4. A well test method for estimating the permeability and skin factor of a formation having an upper layer and a lower layer in a reservoir comprising the steps of:
changing the surface flow rate from an initial rate, and after such surface flow rate reaches a first steady state condition;
measuring and recording both the downhole fluid flow rate q1 and the downhole pressure p1 at the top of the upper layer of the formation;
changing the surface flow rate to a second steady state condition;
measuring and recording both the downhole fluid flow rate q2 and pressure p2 at the top of the lower layer of the formation while said surface flow rate is at said second steady state condition;
determining from said flow rate q2 and pressure p2 measurements of said lower layer the permeability k2 and skin factor s2 of the lower layer; and
determining the permeability k1 and s1 of the upper layer from said flow rate q1 and pressure measurement p1 of said upper layer and said permeability k2 and skin factor s2 of the lower layer.

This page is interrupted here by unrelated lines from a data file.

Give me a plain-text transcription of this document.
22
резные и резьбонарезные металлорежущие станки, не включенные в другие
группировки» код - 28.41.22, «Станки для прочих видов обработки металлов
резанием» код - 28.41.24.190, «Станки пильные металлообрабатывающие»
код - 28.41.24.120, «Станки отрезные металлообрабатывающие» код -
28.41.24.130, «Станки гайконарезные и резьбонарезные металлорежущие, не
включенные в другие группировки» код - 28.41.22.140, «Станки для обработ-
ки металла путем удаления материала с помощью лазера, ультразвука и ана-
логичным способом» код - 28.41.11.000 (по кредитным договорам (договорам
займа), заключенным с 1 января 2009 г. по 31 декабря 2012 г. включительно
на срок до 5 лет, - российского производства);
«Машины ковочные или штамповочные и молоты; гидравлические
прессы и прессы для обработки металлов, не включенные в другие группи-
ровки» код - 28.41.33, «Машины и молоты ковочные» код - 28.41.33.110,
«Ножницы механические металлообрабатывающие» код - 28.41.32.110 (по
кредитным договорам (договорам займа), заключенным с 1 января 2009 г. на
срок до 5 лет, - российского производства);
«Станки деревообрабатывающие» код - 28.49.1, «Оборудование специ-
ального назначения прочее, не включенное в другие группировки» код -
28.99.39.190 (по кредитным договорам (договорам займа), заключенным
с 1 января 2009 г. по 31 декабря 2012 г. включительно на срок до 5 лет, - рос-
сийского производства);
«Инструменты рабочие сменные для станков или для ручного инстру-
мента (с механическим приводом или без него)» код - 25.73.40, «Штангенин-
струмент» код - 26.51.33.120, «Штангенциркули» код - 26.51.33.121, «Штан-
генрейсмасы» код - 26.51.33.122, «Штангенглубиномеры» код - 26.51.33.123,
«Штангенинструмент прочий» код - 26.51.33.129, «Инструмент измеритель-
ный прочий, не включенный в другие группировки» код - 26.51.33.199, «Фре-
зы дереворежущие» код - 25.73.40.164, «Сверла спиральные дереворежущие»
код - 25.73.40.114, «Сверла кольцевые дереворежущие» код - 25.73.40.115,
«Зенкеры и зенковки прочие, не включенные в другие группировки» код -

This is a continuation of application Ser. No. 648,113 filed Sept. 7, 1984 and now abandoned.
1. Field of the Invention
The invention relates to well testing in general and in particular to a method for downhole measurements and recording of data from a multiple layered formation of an oil and gas well and for estimating individual permeabilities and skin factors of the layers using the recorded data.
2. Description of the Prior Art
The estimation of parameters of stratified layers without crossflow of an oil and gas well is not a new problem. Over the years, many authors have investigated the behavior of layered reservoirs without cross flow. Much work has been done on estimating parameters of layered reservoirs because they naturally result during the process of sedimentation. Layered reservoirs are composed of two or more layers with different formation and fluid characteristics.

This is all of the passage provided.